HousingWireHousingWire

Consumers are optimistic that mortgage rates and home prices will decline, but most are still pessimistic about buying homes.

Fannie Mae’s home purchase sentiment index (HPSI) — which tracks the housing market and consumer confidence to sell or buy a home — rose 0.6 points to 72 in August. The full index is up 5.2 points year over year.

In August, a survey-high 39% of consumers said they expect mortgage rates to decline in the next 12 months, up from 29% in July. And about 25% of consumers indicated they expect home prices to decrease over the next 12 months, up from 21% in July. 

Despite the improved affordability outlook, consumer perception of homebuying conditions remained unchanged.
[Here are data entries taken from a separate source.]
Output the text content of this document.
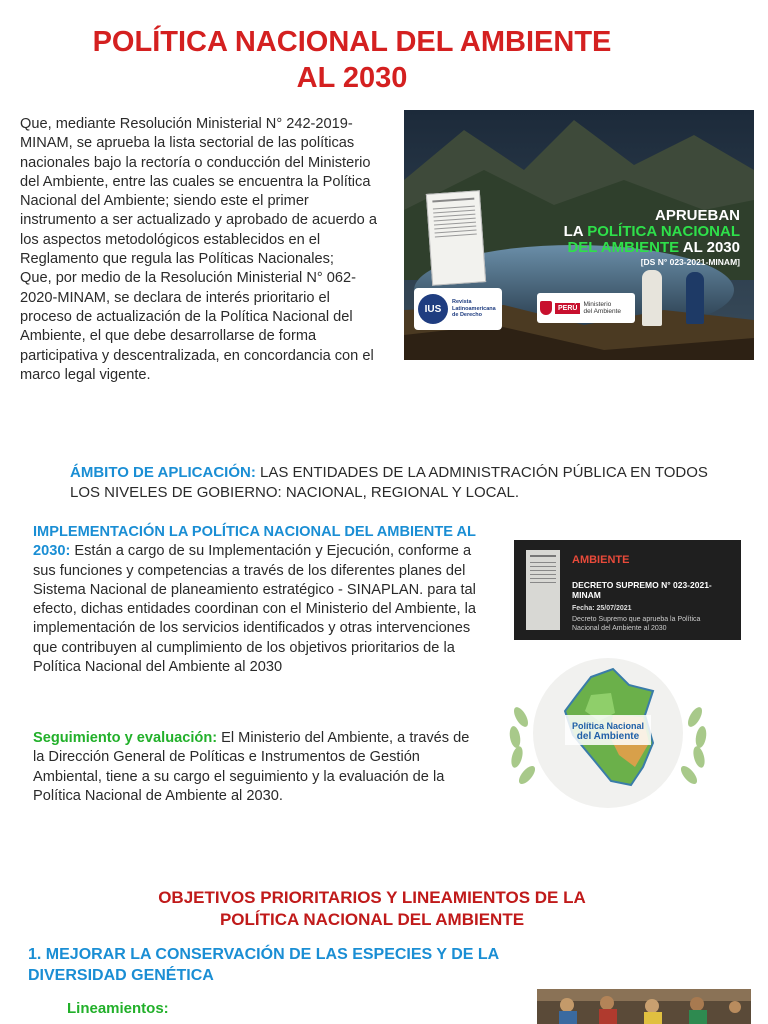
POLÍTICA NACIONAL DEL AMBIENTE
AL 2030

Que, mediante Resolución Ministerial N° 242-2019-MINAM, se aprueba la lista sectorial de las políticas nacionales bajo la rectoría o conducción del Ministerio del Ambiente, entre las cuales se encuentra la Política Nacional del Ambiente; siendo este el primer instrumento a ser actualizado y aprobado de acuerdo a los aspectos metodológicos establecidos en el Reglamento que regula las Políticas Nacionales;

Que, por medio de la Resolución Ministerial N° 062-2020-MINAM, se declara de interés prioritario el proceso de actualización de la Política Nacional del Ambiente, el que debe desarrollarse de forma participativa y descentralizada, en concordancia con el marco legal vigente.

APRUEBAN
LA POLÍTICA NACIONAL
DEL AMBIENTE AL 2030
[DS N° 023-2021-MINAM]
IUS
Revista
Latinoamericana
de Derecho
PERÚ
Ministerio
del Ambiente
ÁMBITO DE APLICACIÓN: LAS ENTIDADES DE LA ADMINISTRACIÓN PÚBLICA EN TODOS LOS NIVELES DE GOBIERNO: NACIONAL, REGIONAL Y LOCAL.
IMPLEMENTACIÓN LA POLÍTICA NACIONAL DEL AMBIENTE AL 2030: Están a cargo de su Implementación y Ejecución, conforme a sus funciones y competencias a través de los diferentes planes del Sistema Nacional de planeamiento estratégico - SINAPLAN. para tal efecto, dichas entidades coordinan con el Ministerio del Ambiente, la implementación de los servicios identificados y otras intervenciones que contribuyen al cumplimiento de los objetivos prioritarios de la Política Nacional del Ambiente al 2030
AMBIENTE
DECRETO SUPREMO N° 023-2021-
MINAM
Fecha: 25/07/2021
Decreto Supremo que aprueba la Política
Nacional del Ambiente al 2030
Política Nacional
del Ambiente
Seguimiento y evaluación: El Ministerio del Ambiente, a través de la Dirección General de Políticas e Instrumentos de Gestión Ambiental, tiene a su cargo el seguimiento y la evaluación de la Política Nacional de Ambiente al 2030.
OBJETIVOS PRIORITARIOS Y LINEAMIENTOS DE LA
POLÍTICA NACIONAL DEL AMBIENTE
1. MEJORAR LA CONSERVACIÓN DE LAS ESPECIES Y DE LA
DIVERSIDAD GENÉTICA
Lineamientos:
A total of 17% of survey respondents said it’s a good time to buy. 

“On a national level, housing sentiment was largely unchanged in August despite some positive developments for affordability, including a meaningful decline in actual mortgage rates and an uptick in home listings in certain markets, particularly in the Sunbelt,” Mark Palim, Fannie Mae’s vice president and deputy chief economist, said in a statement.

Palim noted that 56% of survey respondents from the South indicated that it’s a “good time to sell,“ a decrease of 5 percentage points from July. This represented a strong divergence from the sense of home selling conditions in the Northeast (80%), Midwest (70%) and West (66%), where readings moved higher in August. 

“This likely reflects in part the wide geographic variation in new home construction activity,” Palim said. “In the regions that had a stronger construction response following the pandemic, our latest survey data suggest that sellers may be losing some of their negotiating power due to the increased supply.“

On a national level, both single-family and multifamily housing starts were down in July from a year ago. 

Single-family starts were down 14.1% from June and down 14.8% year over year to a seasonally adjusted annual rate of 851,000 units, according to data from the U.S. Census Bureau and the U.S. Department of Housing and Urban Development (HUD). Multifamily starts came in at a rate of 363,000, up 11.7% from June, but down 21.8% year over year.